Il 27 agosto 1912, a Selci Sabino, in provincia di Rieti nasce Amaranto Urbani, detto Boccaccia, anche se per i senesi sarà sempre e solo Amaranto.
Il Gentili di lui disse: “A cavallo è er mejo de tutti, ma er Palio è n’antra cosa…”. Boccaccia, infatti, è forse uno dei fantini più sfortunati della storia del Palio. Debutta, ventenne, nel 1932 nella Giraffa, ma negli anni, pur essendo dotato di tecnica sopraffina, cosa riconosciuta anche dai colleghi più blasonati, Amaranto inizia a soffrire di un male che segnerà tutta la sua carriera: soffre la Piazza, nell’Entrone si spegne gradualmente ed arriva tra i canapi terrorizzato dalla paura di vincere e dalla prospettiva di un ennesimo fallimento.
A questo si unisce l’essere fuori da ogni logica di potere dei fantini “da Palio”: Amaranto non si sente un gregario e non farà mai parte della logica del mercenario (oggi si dice “professionista”) che è l’essenza stessa dell’essere fantino di piazza.

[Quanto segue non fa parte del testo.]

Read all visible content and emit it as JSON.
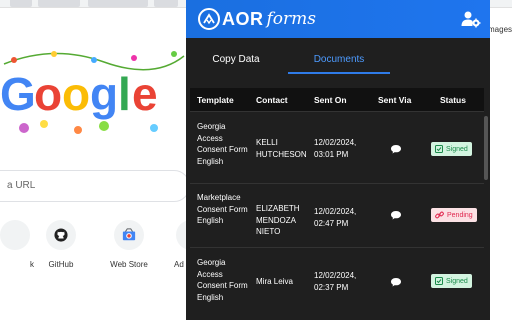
{
  "browser": {
    "right_text": "mages",
    "search_placeholder": "a URL",
    "shortcuts": [
      {
        "label": "k",
        "icon": "shortcut-icon"
      },
      {
        "label": "GitHub",
        "icon": "github-icon"
      },
      {
        "label": "Web Store",
        "icon": "chrome-web-store-icon"
      },
      {
        "label": "Ad",
        "icon": "shortcut-icon"
      }
    ]
  },
  "extension": {
    "logo_bold": "AOR",
    "logo_italic": "forms",
    "tabs": [
      {
        "label": "Copy Data",
        "active": false
      },
      {
        "label": "Documents",
        "active": true
      }
    ],
    "table": {
      "headers": [
        "Template",
        "Contact",
        "Sent On",
        "Sent Via",
        "Status"
      ],
      "rows": [
        {
          "template": "Georgia Access Consent Form English",
          "contact": "KELLI HUTCHESON",
          "sent_on": "12/02/2024, 03:01 PM",
          "via_icon": "chat-icon",
          "status": "Signed"
        },
        {
          "template": "Marketplace Consent Form English",
          "contact": "ELIZABETH MENDOZA NIETO",
          "sent_on": "12/02/2024, 02:47 PM",
          "via_icon": "chat-icon",
          "status": "Pending"
        },
        {
          "template": "Georgia Access Consent Form English",
          "contact": "Mira Leiva",
          "sent_on": "12/02/2024, 02:37 PM",
          "via_icon": "chat-icon",
          "status": "Signed"
        }
      ]
    }
  },
  "colors": {
    "header_blue": "#1a6fe0",
    "panel_bg": "#1f1f1f",
    "signed_bg": "#d3f4e0",
    "signed_fg": "#1a8a4a",
    "pending_bg": "#fbe1e4",
    "pending_fg": "#e02950"
  }
}
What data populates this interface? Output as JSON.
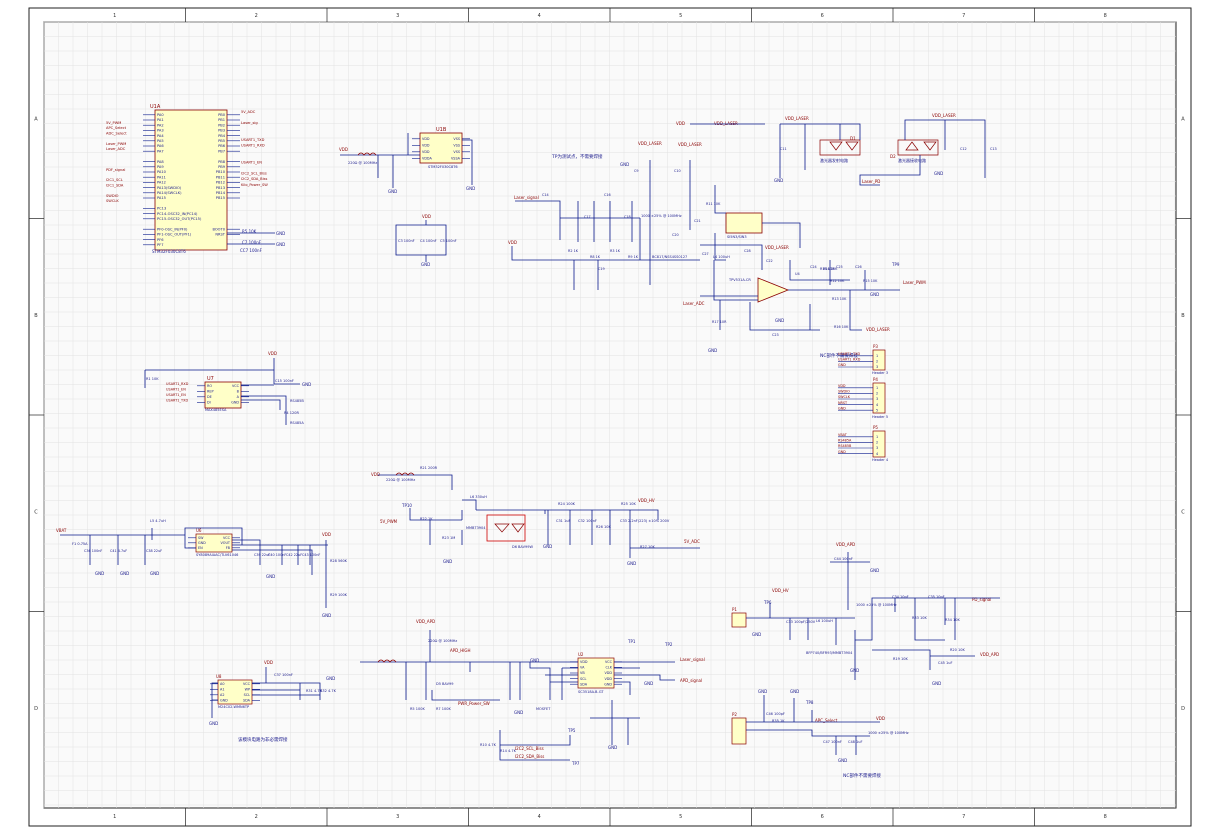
{
  "frame": {
    "cols": [
      "1",
      "2",
      "3",
      "4",
      "5",
      "6",
      "7",
      "8"
    ],
    "rows": [
      "A",
      "B",
      "C",
      "D"
    ]
  },
  "colors": {
    "wire": "#0b1a8c",
    "part": "#8a0000",
    "text": "#1a1a8c",
    "grid": "#e2e2e2",
    "frame": "#222222",
    "fill": "#ffffc8"
  },
  "mcu": {
    "ref": "U1A",
    "name": "STM32F030C8T6",
    "left_pins": [
      "PA0",
      "PA1",
      "PA2",
      "PA3",
      "PA4",
      "PA5",
      "PA6",
      "PA7",
      "",
      "PA8",
      "PA9",
      "PA10",
      "PA11",
      "PA12",
      "PA13(SWDIO)",
      "PA14(SWCLK)",
      "PA15",
      "",
      "PC13",
      "PC14-OSC32_IN(PC14)",
      "PC15-OSC32_OUT(PC15)",
      "",
      "PF0-OSC_IN(PF0)",
      "PF1-OSC_OUT(PF1)",
      "PF6",
      "PF7"
    ],
    "right_pins": [
      "PB0",
      "PB1",
      "PB2",
      "PB3",
      "PB4",
      "PB5",
      "PB6",
      "PB7",
      "",
      "PB8",
      "PB9",
      "PB10",
      "PB11",
      "PB12",
      "PB13",
      "PB14",
      "PB15",
      "",
      "",
      "",
      "",
      "",
      "BOOT0",
      "NRST"
    ],
    "left_nets": [
      "5V_PWM",
      "APC_Select",
      "ADC_Select",
      "",
      "Laser_PWM",
      "Laser_ADC",
      "",
      "",
      "",
      "PDF_signal",
      "",
      "I2C1_SCL",
      "I2C1_SDA",
      "",
      "SWDIO",
      "SWCLK"
    ],
    "right_nets": [
      "5V_ADC",
      "",
      "Laser_sig",
      "",
      "",
      "USART1_TXD",
      "USART1_RXD",
      "",
      "",
      "USART1_EN",
      "",
      "I2C2_SCL_Biss",
      "I2C2_SDA_Biss",
      "Kilo_Power_SW"
    ],
    "boot": "R5 10K",
    "nrst": "C7 100nF",
    "cc": "CC7 100nF"
  },
  "ldo": {
    "ref": "U1B",
    "name": "STM32F030C8T6",
    "pins_l": [
      "VDD",
      "VDD",
      "VDD",
      "VDDA"
    ],
    "pins_r": [
      "VSS",
      "VSS",
      "VSS",
      "VSSA"
    ],
    "vdd": "VDD",
    "bead": "220Ω @ 100MHz",
    "caps": [
      "C1",
      "C2"
    ]
  },
  "decoupling": {
    "vdd": "VDD",
    "caps": [
      "C3 100nF",
      "C4 100nF",
      "C5 100nF"
    ]
  },
  "rs485": {
    "ref": "U7",
    "name": "MAX485ESA",
    "pins_l": [
      "RO",
      "REP",
      "DE",
      "DI"
    ],
    "pins_r": [
      "VCC",
      "B",
      "A",
      "GND"
    ],
    "nets": [
      "USART1_RXD",
      "USART1_EN",
      "USART1_EN",
      "USART1_TXD"
    ],
    "r": "R1 10K",
    "c": "C15 100nF",
    "outs": [
      "RS485B",
      "RS485A"
    ],
    "rt": "R4 120R"
  },
  "laser_driver": {
    "note": "TP为测试点，不需要焊接",
    "vdd_laser": "VDD_LASER",
    "q_label": "BC817/NSS4SS0127",
    "u_label": "SI5N3/SIN3",
    "opa": "TPV531A-CR",
    "opa_label": "U4",
    "bead": "1000 ±25% @ 100MHz",
    "sig_net": "Laser_signal",
    "adc_net": "Laser_ADC",
    "pwm_net": "Laser_PWM",
    "pd_net": "Laser_PD",
    "diode1": "D1",
    "diode2": "D2",
    "d_note1": "激光器发射电路",
    "d_note2": "激光器接收电路",
    "r_labels": [
      "R2 1K",
      "R3 1K",
      "R8 1K",
      "R9 1K",
      "R11 10K",
      "R12 10K",
      "R13 10K",
      "R14 10K",
      "R15 10K",
      "R16 10K",
      "R17 10R",
      "R18 10R"
    ],
    "c_labels": [
      "C9",
      "C10",
      "C11",
      "C12",
      "C13",
      "C14",
      "C16",
      "C17",
      "C18",
      "C19",
      "C20",
      "C21",
      "C22",
      "C23",
      "C24",
      "C25",
      "C26",
      "C27",
      "C28"
    ],
    "l_label": "L4 100uH"
  },
  "connectors": {
    "note": "NC部件不需要焊接",
    "p3": {
      "ref": "P3",
      "nets": [
        "USART1_TXD",
        "USART1_RXD",
        "GND"
      ],
      "name": "Header 3"
    },
    "p4": {
      "ref": "P4",
      "nets": [
        "VDD",
        "SWDIO",
        "SWCLK",
        "NRST",
        "GND"
      ],
      "name": "Header 5"
    },
    "p5": {
      "ref": "P5",
      "nets": [
        "VBAT",
        "RS485A",
        "RS485B",
        "GND"
      ],
      "name": "Header 4"
    }
  },
  "boost": {
    "vdd": "VDD",
    "bead": "220Ω @ 100MHz",
    "tp": "TP10",
    "pwm_net": "5V_PWM",
    "q": "MMBT3904",
    "r_labels": [
      "R21 200R",
      "R22 1K",
      "R23 1M"
    ],
    "l": "L6 330uH",
    "d": "D6 BAV99W",
    "r_out": [
      "R24 100K",
      "R25 10K",
      "R26 10K",
      "R27 10K"
    ],
    "c_out": [
      "C31 1uF",
      "C32 100nF"
    ],
    "hv": "VDD_HV",
    "cap_hv": "C33 2.2nF(223) ±10% 200V",
    "adc_net": "5V_ADC"
  },
  "buck": {
    "vbat": "VBAT",
    "fuse": "F1 0.75A",
    "ref": "U6",
    "name": "SY8089AIAAC/TLV61046",
    "pins_l": [
      "SW",
      "GND",
      "EN"
    ],
    "pins_r": [
      "VCC",
      "VOUT",
      "FB"
    ],
    "l": "L5 4.7uH",
    "vdd": "VDD",
    "caps": [
      "C36 100nF",
      "C41 4.7uF",
      "C38 22uF",
      "C39 22uF",
      "C40 100nF",
      "C42 22uF",
      "C43 100nF"
    ],
    "rs": [
      "R28 560K",
      "R29 100K"
    ]
  },
  "eeprom": {
    "ref": "U8",
    "name": "M24C02-WMN6TP",
    "pins_l": [
      "A0",
      "A1",
      "A2",
      "GND"
    ],
    "pins_r": [
      "VCC",
      "WP",
      "SCL",
      "SDA"
    ],
    "vdd": "VDD",
    "rs": [
      "R31 4.7K",
      "R32 4.7K"
    ],
    "cap": "C37 100nF",
    "note": "该模块电路为非必需焊接"
  },
  "apd": {
    "vdd_apd": "VDD_APD",
    "bead": "220Ω @ 100MHz",
    "ref": "U2",
    "name": "SC3518A-B-GT",
    "pins_l": [
      "VDD",
      "VA",
      "VB",
      "SCL",
      "SDA"
    ],
    "pins_r": [
      "VCC",
      "CLK",
      "VDD",
      "VDD",
      "GND"
    ],
    "q": "MOSFET",
    "diode": "D5 BAV99",
    "apd_hv": "APD_HIGH",
    "nets": [
      "I2C2_SCL_Biss",
      "I2C2_SDA_Biss",
      "Laser_signal",
      "APD_signal"
    ],
    "power_sw": "PWR_Power_SW",
    "rs": [
      "R5 100K",
      "R7 100K",
      "R10 4.7K",
      "R14 4.7K"
    ],
    "tps": [
      "TP1",
      "TP2",
      "TP3",
      "TP4",
      "TP5",
      "TP6",
      "TP7"
    ]
  },
  "receiver": {
    "vdd_hv": "VDD_HV",
    "vdd_apd": "VDD_APD",
    "p1": "P1",
    "tp": "TP6",
    "c": "C33 100pF/250V",
    "l": "L6 100uH",
    "q": "BFP740/BFR93/MMBT3904",
    "out_net": "PD_signal",
    "bead": "1000 ±25% @ 100MHz",
    "rs": [
      "R19 10K",
      "R20 10K",
      "R33 10K",
      "R34 10K"
    ],
    "cs": [
      "C34 10pF",
      "C35 10pF",
      "C44 100nF",
      "C45 1uF"
    ]
  },
  "apc": {
    "p2": "P2",
    "net": "APC_Select",
    "vdd": "VDD",
    "bead": "1000 ±25% @ 100MHz",
    "tp": "TP8",
    "cs": [
      "C46 100pF",
      "C47 100nF",
      "C48 1uF"
    ],
    "r": "R35 1K",
    "note": "NC部件不需要焊接"
  }
}
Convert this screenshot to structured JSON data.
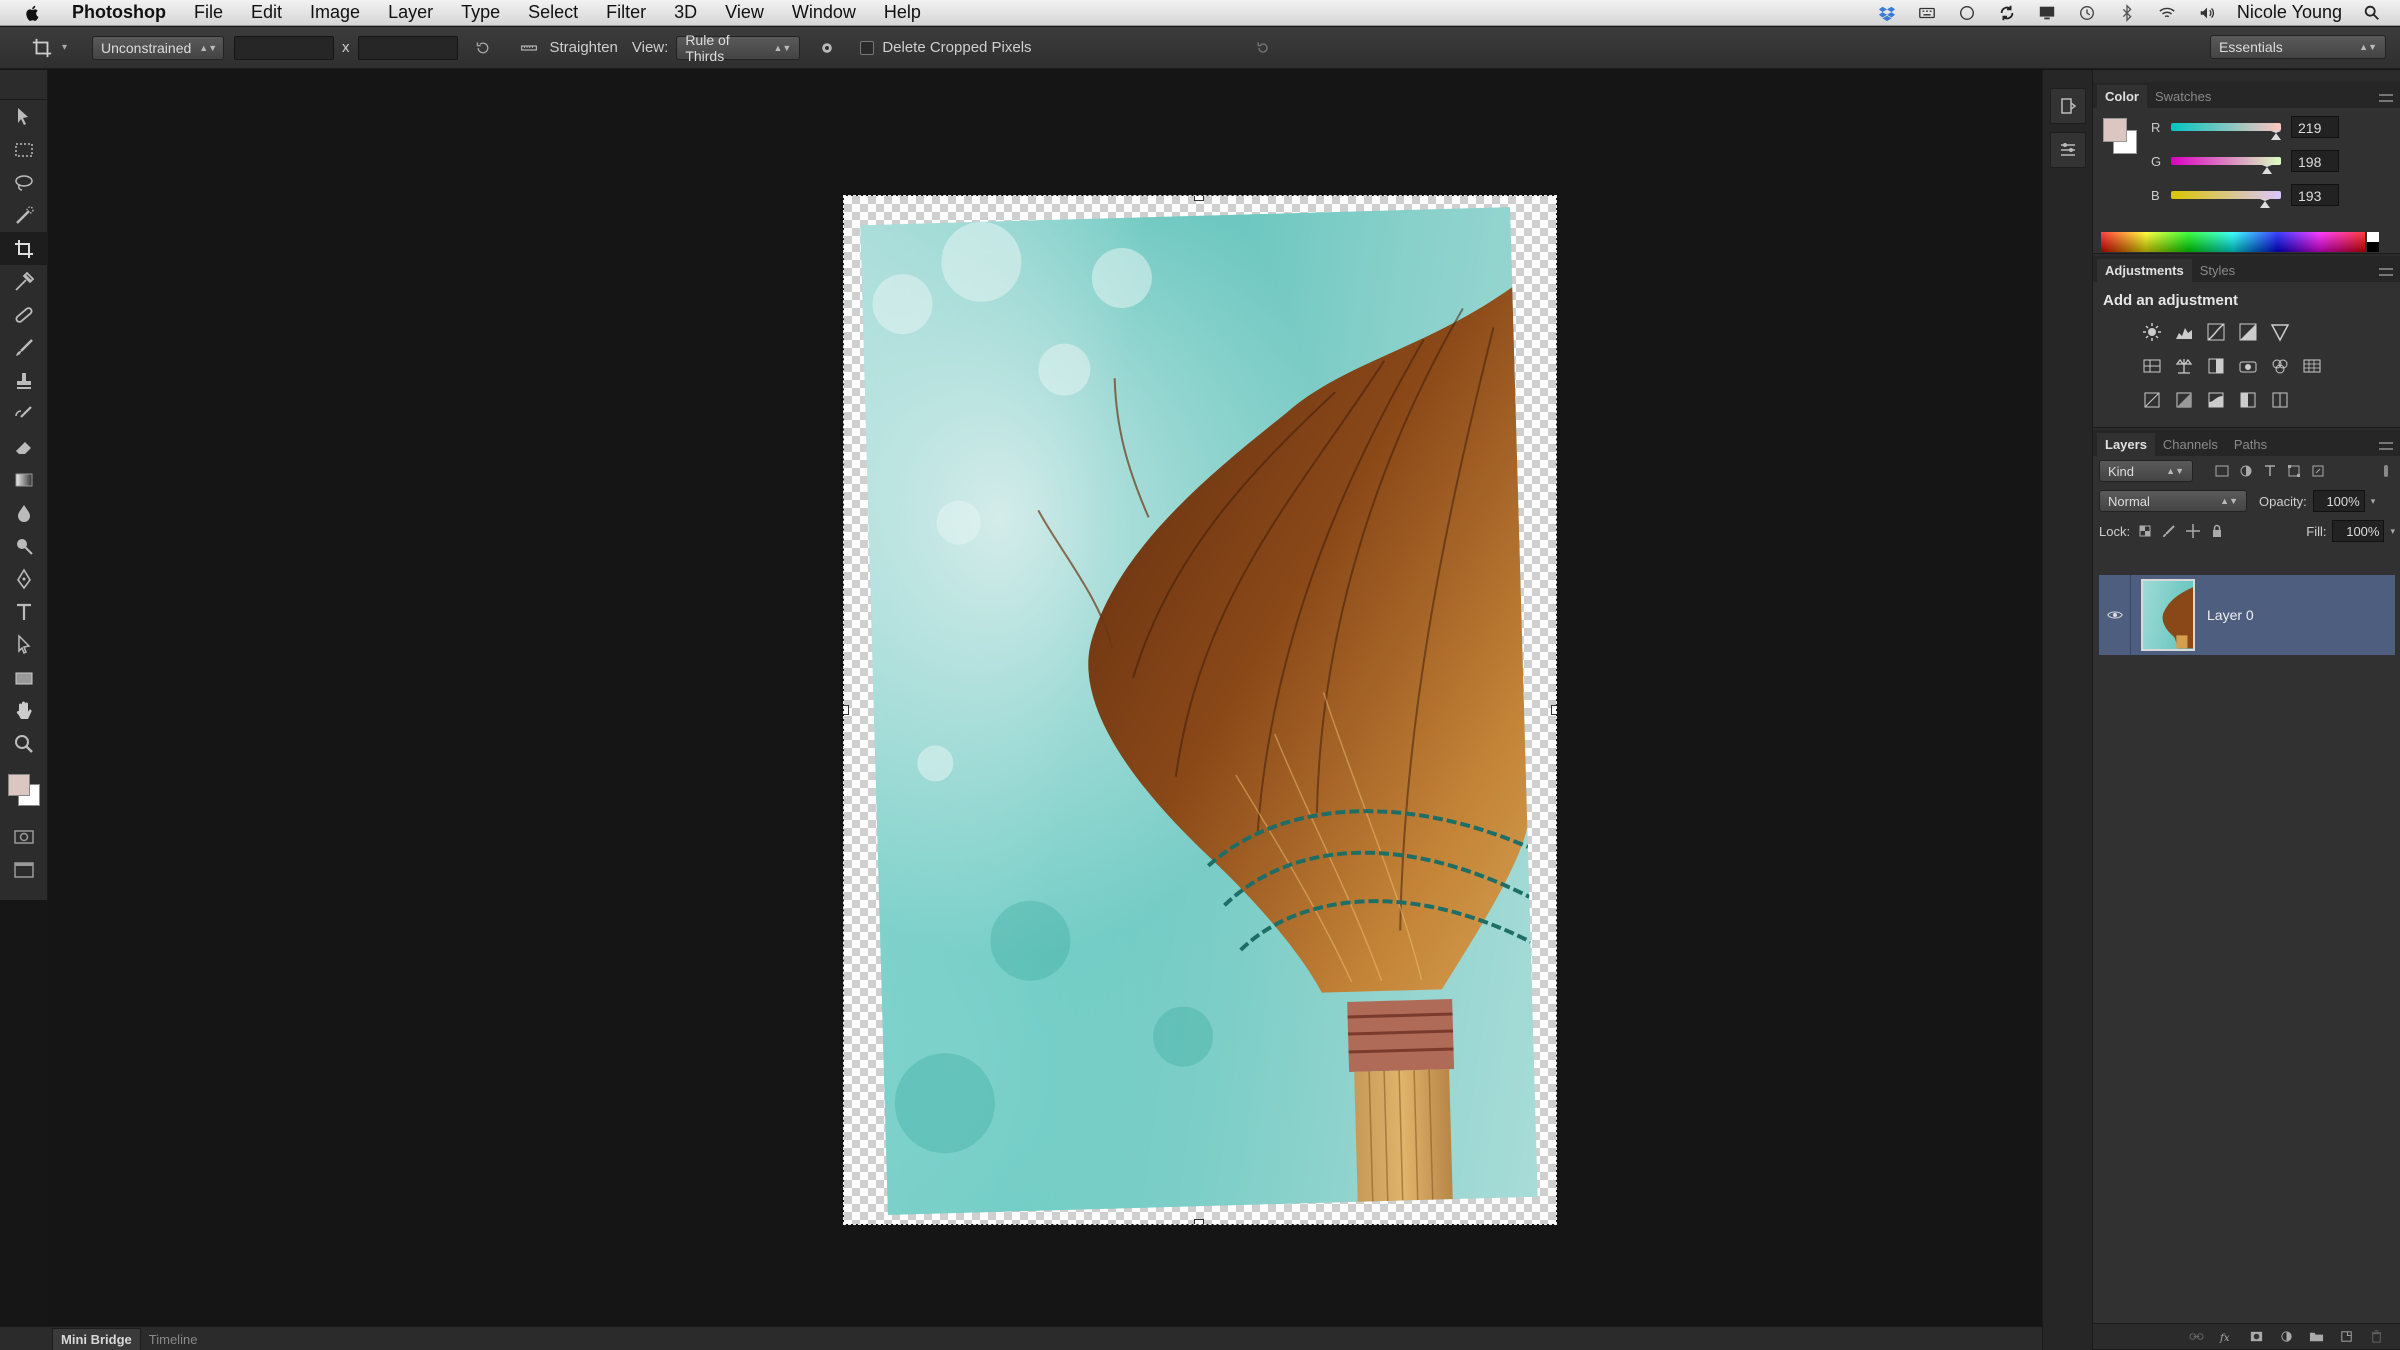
{
  "menubar": {
    "app_name": "Photoshop",
    "items": [
      "File",
      "Edit",
      "Image",
      "Layer",
      "Type",
      "Select",
      "Filter",
      "3D",
      "View",
      "Window",
      "Help"
    ],
    "user": "Nicole Young"
  },
  "options_bar": {
    "ratio_preset": "Unconstrained",
    "width_value": "",
    "separator": "x",
    "height_value": "",
    "straighten_label": "Straighten",
    "view_label": "View:",
    "view_value": "Rule of Thirds",
    "delete_cropped_label": "Delete Cropped Pixels",
    "delete_cropped_checked": false,
    "workspace": "Essentials"
  },
  "toolbar": {
    "tools": [
      "move-tool",
      "rectangular-marquee-tool",
      "lasso-tool",
      "quick-selection-tool",
      "crop-tool",
      "eyedropper-tool",
      "spot-healing-tool",
      "brush-tool",
      "clone-stamp-tool",
      "history-brush-tool",
      "eraser-tool",
      "gradient-tool",
      "blur-tool",
      "dodge-tool",
      "pen-tool",
      "type-tool",
      "path-selection-tool",
      "rectangle-tool",
      "hand-tool",
      "zoom-tool"
    ],
    "active_tool": "crop-tool",
    "foreground_color": "#dbc6c1",
    "background_color": "#ffffff"
  },
  "bottom_tabs": [
    "Mini Bridge",
    "Timeline"
  ],
  "color_panel": {
    "tabs": [
      "Color",
      "Swatches"
    ],
    "r_label": "R",
    "r_value": "219",
    "g_label": "G",
    "g_value": "198",
    "b_label": "B",
    "b_value": "193"
  },
  "adjustments_panel": {
    "tabs": [
      "Adjustments",
      "Styles"
    ],
    "title": "Add an adjustment"
  },
  "layers_panel": {
    "tabs": [
      "Layers",
      "Channels",
      "Paths"
    ],
    "filter_kind": "Kind",
    "blend_mode": "Normal",
    "opacity_label": "Opacity:",
    "opacity_value": "100%",
    "lock_label": "Lock:",
    "fill_label": "Fill:",
    "fill_value": "100%",
    "layers": [
      {
        "name": "Layer 0",
        "visible": true,
        "selected": true
      }
    ]
  }
}
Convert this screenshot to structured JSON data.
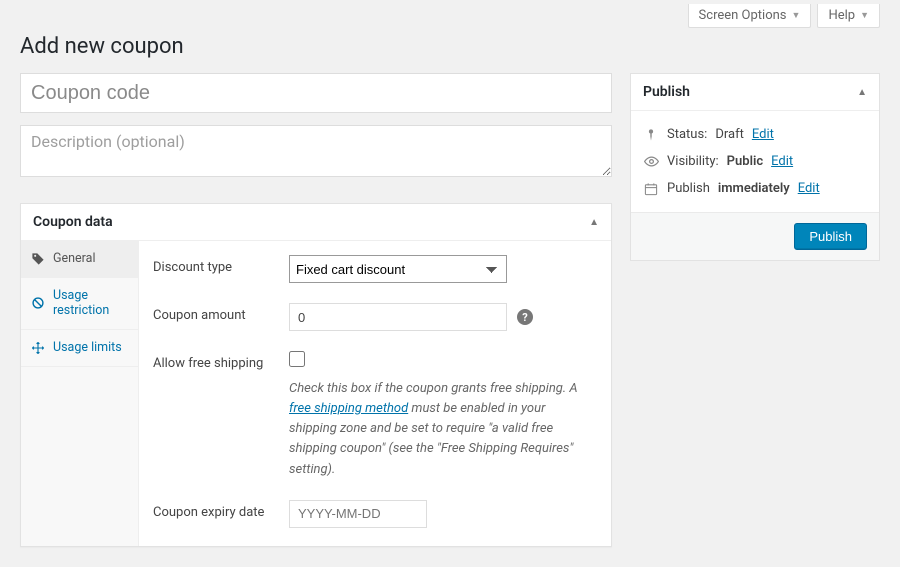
{
  "topbar": {
    "screen_options": "Screen Options",
    "help": "Help"
  },
  "page": {
    "title": "Add new coupon",
    "coupon_code_placeholder": "Coupon code",
    "coupon_code_value": "",
    "description_placeholder": "Description (optional)",
    "description_value": ""
  },
  "coupon_data": {
    "panel_title": "Coupon data",
    "tabs": {
      "general": "General",
      "usage_restriction": "Usage restriction",
      "usage_limits": "Usage limits"
    },
    "fields": {
      "discount_type_label": "Discount type",
      "discount_type_value": "Fixed cart discount",
      "coupon_amount_label": "Coupon amount",
      "coupon_amount_value": "0",
      "free_shipping_label": "Allow free shipping",
      "free_shipping_help_pre": "Check this box if the coupon grants free shipping. A ",
      "free_shipping_link": "free shipping method",
      "free_shipping_help_post": " must be enabled in your shipping zone and be set to require \"a valid free shipping coupon\" (see the \"Free Shipping Requires\" setting).",
      "expiry_label": "Coupon expiry date",
      "expiry_placeholder": "YYYY-MM-DD",
      "expiry_value": ""
    }
  },
  "publish": {
    "title": "Publish",
    "status_label": "Status:",
    "status_value": "Draft",
    "visibility_label": "Visibility:",
    "visibility_value": "Public",
    "schedule_label": "Publish",
    "schedule_value": "immediately",
    "edit": "Edit",
    "button": "Publish"
  }
}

E questi sono i motivi per cui, con una grande parte anche di sfortuna, non arrivò primo al bandierino in nessuna delle ventiquattro Carriere disputate.
Due esempi sono significativi delle molte sventurate vicende che lo vedono protagonista. Alla ripresa del Palio dopo la guerra Amaranto è uno dei protagonisti del celebre Palio della Pace. Per ben due volte con il Giubbini della Tartuca, su Eris, Amaranto esce nettamente primo dai canapi lasciando fermo il Bruco, dato per sicuro vincitore ed al centro di mille intrighi (“aveva comprato anche i colonnini di Piazza”) ma per due volte il mossiere Lorenzo Pini annulla la mossa scatenando l’ira dei tartuchini che, capeggiati da un giovanissimo Silvio Gigli, ritirano dalla carriera il proprio cavallo, fatto senza precedenti nella storia del Palio moderno.
La Carriera del 1946 è nuovamente tragica: monta nell’Oca con Folco. Dalla mossa Amaranto, nonostante la vicinanza della Torre, esce con un vantaggio notevole, con il Montone, maggiore antagonista dell’Oca, completamente fermo tra i canapi, ma, all’improvviso, con un ritardo clamoroso, la corsa dell’Oca viene fermata dal ripetuto scoppio del mortaretto.
Ancora il Mossiere Pini ed il mortalettaio Ragno, appassionato montanaiolo, impediscono, di nuovo, la volata di Amaranto verso la tanto agognata gloria. Amaranto muore a soli quarantaquattro anni sognando di vincere un Palio e questo è stato, probabilmente, il suo più grande rimpianto.